MOSCOW (AFP) - Russia's investigators on Thursday said its probe into the 2010 Polish presidential jet crash is almost complete, rejecting claims that Russian air traffic controllers were to blame.

"The Russian investigation sees no grounds to talk of even minimal responsibility of the flight control group for the air crash," a statement by the Investigative Committee said.

"They were acting in full accordance to instructions and international civil aviation rules," it said.

Poland last month charged two of the Russian controllers at Smolensk airport over having some responsibility for the accident that killed 96 people, including then President Lech Kaczynski, his wife, and many top officials.

"At this time, we can say that the reason for the plane crash was a combination of factors," said the Russian statement.

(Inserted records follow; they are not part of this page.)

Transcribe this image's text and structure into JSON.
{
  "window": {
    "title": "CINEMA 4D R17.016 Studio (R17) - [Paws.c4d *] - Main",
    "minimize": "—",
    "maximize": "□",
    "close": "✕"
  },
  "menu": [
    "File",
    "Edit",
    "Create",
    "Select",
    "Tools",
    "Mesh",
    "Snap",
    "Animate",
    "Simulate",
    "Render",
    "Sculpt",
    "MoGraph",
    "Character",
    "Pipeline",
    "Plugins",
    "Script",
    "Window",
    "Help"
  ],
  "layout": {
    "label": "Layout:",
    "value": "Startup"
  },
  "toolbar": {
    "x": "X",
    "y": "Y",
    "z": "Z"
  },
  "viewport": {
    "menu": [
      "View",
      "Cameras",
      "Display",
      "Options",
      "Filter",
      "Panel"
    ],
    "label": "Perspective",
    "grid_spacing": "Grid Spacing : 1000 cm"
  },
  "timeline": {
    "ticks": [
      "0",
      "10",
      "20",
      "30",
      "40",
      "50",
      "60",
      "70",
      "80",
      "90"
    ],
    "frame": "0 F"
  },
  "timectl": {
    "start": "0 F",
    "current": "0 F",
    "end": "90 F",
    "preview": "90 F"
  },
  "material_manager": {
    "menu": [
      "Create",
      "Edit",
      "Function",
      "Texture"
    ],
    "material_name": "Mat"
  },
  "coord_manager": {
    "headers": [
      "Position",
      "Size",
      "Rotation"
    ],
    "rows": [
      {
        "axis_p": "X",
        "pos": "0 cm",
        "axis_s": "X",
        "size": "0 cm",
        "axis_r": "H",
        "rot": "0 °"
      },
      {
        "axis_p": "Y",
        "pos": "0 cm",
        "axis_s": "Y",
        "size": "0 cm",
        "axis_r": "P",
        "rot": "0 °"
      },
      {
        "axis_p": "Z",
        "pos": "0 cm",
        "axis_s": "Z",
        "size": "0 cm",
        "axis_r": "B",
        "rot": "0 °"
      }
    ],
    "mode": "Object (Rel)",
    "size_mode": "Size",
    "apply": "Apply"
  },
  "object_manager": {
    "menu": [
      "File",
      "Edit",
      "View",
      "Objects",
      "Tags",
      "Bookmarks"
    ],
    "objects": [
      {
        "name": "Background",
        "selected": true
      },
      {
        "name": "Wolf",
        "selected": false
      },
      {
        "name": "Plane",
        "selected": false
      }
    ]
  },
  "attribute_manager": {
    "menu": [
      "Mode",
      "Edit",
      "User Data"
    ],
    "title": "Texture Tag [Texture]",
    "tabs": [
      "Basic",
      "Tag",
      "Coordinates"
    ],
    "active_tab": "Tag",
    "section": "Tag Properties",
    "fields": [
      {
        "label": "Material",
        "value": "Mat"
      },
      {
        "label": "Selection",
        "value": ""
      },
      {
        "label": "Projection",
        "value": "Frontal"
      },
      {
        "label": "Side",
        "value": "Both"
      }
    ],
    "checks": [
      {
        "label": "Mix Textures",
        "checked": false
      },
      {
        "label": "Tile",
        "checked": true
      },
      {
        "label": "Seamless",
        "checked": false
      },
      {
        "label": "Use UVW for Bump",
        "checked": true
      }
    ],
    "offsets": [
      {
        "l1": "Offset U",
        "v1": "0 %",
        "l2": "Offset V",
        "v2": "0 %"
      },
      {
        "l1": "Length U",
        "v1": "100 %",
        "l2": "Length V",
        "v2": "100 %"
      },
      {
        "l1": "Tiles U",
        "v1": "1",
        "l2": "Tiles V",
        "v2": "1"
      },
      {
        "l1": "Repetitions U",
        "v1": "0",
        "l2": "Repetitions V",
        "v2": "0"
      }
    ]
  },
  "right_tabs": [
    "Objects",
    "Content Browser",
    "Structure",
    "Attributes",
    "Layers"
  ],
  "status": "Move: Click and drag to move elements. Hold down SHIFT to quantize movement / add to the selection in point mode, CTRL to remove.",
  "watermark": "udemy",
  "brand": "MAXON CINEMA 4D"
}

It blamed the Polish crew's decision to not land at a different airport in poor weather conditions and their failure to react to automated system warnings during descent.

A leaked Polish transcript this week suggested that the Polish air force commander was in the cockpit during landing and that the pilots were pressured into landing in thick fog by their superior.

The Russian statement said that "most of the work on the criminal case has been finished" but added that it still needs information from the Polish side to complete the process, after which the plane debris can be expected to finally be sent to Poland.

Poland has complained of Russia's refusal to hand over the wreckage, but the Russian statement said keeping evidence during an ongoing investigation is "standard international practice" and said Poland was holding up the probe's conclusion.

"Right now there are still outstanding requests by Russia to their Polish colleagues that have not been fulfilled," the statement said.